Association of Cord Blood Total Protein and Albumin Levels with Respiratory Distress Syndrome

Document Type : Original Article


1 Isfahan Faculty of Medicine, Division of Neonatology, Department of Pediatrics, Child Growth and Development Research Center, Research Institute for Primordial Prevention of Non-communicable Disease, Isfahan University of Medical Sciences, Isfahan, Iran

2 Division of Neonatology, Department of Pediatrics, Child Growth and Development Research Center, Isfahan University of Medical Sciences, Isfahan, Iran

3 Faculty of Medicine, Department of Statistics, Isfahan University of Medical Sciences, Isfahan, Iran

4 Faculty of Medicine, Isfahan University of Medical Sciences, Isfahan, Iran


Background: Respiratory distress syndrome (RDS) is one of the major causes of morbidity and mortality in preterm newborns. The severity and treatment of RDS affect the outcomes of premature neonates in neonatal intensive care units. Some studies have claimed that hypoalbuminemia and hypoproteinemia are associated with poorer outcomes in preterm neonates. The current study aimed to assess the association of serum total protein and albumin with the presentation of RDS among this group of newborns.
Methods: This cross-sectional study was carried out on a total of 100 preterm newborns. The study population included a control group of healthy neonates (n=50) and case group of newborns diagnosed with RDS (n=50). For each neonate, a 2 ml sample of the arterial blood was taken from the umbilical artery, and laboratory indices, including total serum protein and albumin, were measured.

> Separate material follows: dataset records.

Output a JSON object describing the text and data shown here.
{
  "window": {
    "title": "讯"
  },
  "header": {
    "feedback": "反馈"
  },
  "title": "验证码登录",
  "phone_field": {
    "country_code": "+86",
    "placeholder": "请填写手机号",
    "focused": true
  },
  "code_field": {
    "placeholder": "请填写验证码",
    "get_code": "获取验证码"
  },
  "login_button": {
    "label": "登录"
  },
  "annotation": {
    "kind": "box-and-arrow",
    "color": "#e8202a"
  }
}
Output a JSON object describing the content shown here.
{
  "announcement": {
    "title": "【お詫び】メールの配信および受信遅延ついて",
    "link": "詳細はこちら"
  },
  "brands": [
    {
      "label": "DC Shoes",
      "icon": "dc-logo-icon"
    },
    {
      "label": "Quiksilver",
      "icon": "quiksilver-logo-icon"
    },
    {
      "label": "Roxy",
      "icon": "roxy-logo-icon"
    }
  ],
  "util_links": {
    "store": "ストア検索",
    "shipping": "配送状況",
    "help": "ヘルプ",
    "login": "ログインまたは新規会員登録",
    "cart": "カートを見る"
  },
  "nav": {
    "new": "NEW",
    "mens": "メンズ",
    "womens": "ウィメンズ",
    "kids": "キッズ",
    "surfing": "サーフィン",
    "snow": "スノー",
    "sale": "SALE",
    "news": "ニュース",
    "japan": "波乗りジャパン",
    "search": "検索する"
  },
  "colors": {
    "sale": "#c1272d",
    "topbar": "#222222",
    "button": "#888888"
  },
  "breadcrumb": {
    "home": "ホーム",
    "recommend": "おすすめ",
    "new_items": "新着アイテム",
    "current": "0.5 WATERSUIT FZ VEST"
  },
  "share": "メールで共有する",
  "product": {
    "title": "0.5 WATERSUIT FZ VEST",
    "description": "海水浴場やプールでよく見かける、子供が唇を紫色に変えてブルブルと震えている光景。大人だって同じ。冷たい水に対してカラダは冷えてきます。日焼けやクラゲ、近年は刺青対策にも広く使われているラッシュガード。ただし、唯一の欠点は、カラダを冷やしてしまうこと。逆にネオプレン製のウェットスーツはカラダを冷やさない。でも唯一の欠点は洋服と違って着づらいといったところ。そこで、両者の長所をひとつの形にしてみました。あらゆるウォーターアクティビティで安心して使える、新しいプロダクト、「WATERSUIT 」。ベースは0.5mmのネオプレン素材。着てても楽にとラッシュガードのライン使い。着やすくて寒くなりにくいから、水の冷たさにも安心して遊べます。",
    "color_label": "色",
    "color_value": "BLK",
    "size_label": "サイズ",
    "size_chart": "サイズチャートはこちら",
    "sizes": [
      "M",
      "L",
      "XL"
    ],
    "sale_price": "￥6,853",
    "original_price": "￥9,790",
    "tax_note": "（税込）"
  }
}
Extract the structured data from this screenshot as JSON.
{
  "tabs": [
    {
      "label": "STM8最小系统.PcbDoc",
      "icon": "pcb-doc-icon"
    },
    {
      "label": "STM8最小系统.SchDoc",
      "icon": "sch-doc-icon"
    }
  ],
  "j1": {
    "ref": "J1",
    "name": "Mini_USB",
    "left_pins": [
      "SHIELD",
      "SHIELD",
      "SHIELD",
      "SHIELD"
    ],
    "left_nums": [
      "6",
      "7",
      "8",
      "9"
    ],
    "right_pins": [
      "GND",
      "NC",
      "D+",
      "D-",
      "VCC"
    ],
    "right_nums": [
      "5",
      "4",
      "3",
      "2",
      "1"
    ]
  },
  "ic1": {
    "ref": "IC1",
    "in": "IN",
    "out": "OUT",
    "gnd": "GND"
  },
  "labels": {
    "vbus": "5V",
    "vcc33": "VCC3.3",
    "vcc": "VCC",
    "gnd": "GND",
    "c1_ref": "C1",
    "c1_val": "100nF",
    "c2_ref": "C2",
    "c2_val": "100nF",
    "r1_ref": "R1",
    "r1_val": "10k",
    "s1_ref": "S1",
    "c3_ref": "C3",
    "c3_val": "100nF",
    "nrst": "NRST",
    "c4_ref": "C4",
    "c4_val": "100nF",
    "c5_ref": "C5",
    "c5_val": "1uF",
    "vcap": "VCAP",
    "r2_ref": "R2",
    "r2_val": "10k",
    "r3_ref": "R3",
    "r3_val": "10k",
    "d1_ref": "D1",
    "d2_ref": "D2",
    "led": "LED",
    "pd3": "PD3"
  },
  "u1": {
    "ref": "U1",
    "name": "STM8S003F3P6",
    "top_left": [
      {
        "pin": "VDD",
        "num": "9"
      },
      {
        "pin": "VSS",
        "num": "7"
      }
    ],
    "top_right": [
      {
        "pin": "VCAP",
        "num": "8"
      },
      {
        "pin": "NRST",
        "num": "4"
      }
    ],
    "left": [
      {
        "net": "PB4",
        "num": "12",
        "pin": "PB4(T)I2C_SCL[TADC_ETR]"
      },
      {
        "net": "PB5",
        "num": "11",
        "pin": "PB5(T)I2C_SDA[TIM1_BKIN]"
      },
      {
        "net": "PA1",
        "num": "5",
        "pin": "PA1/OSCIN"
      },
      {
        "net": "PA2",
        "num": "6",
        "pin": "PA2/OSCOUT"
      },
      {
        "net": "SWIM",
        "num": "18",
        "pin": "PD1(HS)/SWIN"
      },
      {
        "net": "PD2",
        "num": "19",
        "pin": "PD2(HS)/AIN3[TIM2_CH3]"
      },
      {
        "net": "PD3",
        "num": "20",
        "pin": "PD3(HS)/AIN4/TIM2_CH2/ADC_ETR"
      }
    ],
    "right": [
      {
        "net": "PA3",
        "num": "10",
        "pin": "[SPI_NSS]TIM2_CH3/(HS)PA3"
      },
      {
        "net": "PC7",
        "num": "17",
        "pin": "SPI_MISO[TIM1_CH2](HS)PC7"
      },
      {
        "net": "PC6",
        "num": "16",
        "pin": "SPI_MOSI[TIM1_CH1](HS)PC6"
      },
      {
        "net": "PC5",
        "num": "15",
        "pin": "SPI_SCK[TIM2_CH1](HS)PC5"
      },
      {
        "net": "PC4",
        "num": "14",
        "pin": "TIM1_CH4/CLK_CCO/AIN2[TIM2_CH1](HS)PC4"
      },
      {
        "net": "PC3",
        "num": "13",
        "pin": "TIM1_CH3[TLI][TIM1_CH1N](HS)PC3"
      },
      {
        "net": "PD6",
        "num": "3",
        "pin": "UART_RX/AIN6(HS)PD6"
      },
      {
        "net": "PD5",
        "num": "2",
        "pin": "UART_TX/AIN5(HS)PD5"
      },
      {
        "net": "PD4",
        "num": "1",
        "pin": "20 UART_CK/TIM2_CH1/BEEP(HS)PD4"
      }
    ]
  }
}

Statistical analysis was conducted to compare potential variations between the samples of the healthy and RDS groups.
Results: According to the obtained findings, no statistical difference was observed between the healthy and RDS preterm neonates regarding total protein (P=0.16) and serum albumin (P=0.27) levels. Total serum protein and albumin were not affected by the newborn’s birth weight and gender (P>0.05) among both the healthy preterm neonates and those with RDS. However, a significant association was observed regarding gestational age (P<0.05) for both the healthy and RDS neonates and maternal age for the healthy neonates only (P<0.05).
Conclusion: No difference was observed in total serum protein and albumin levels between the healthy preterm neonates and those with RDS. Furthermore, total serum protein and albumin levels were not affected by gender, birth weight, and maternal age among the RDS patients. However, they were directly associated with the gestational age at the time of birth in both the RDS and healthy groups.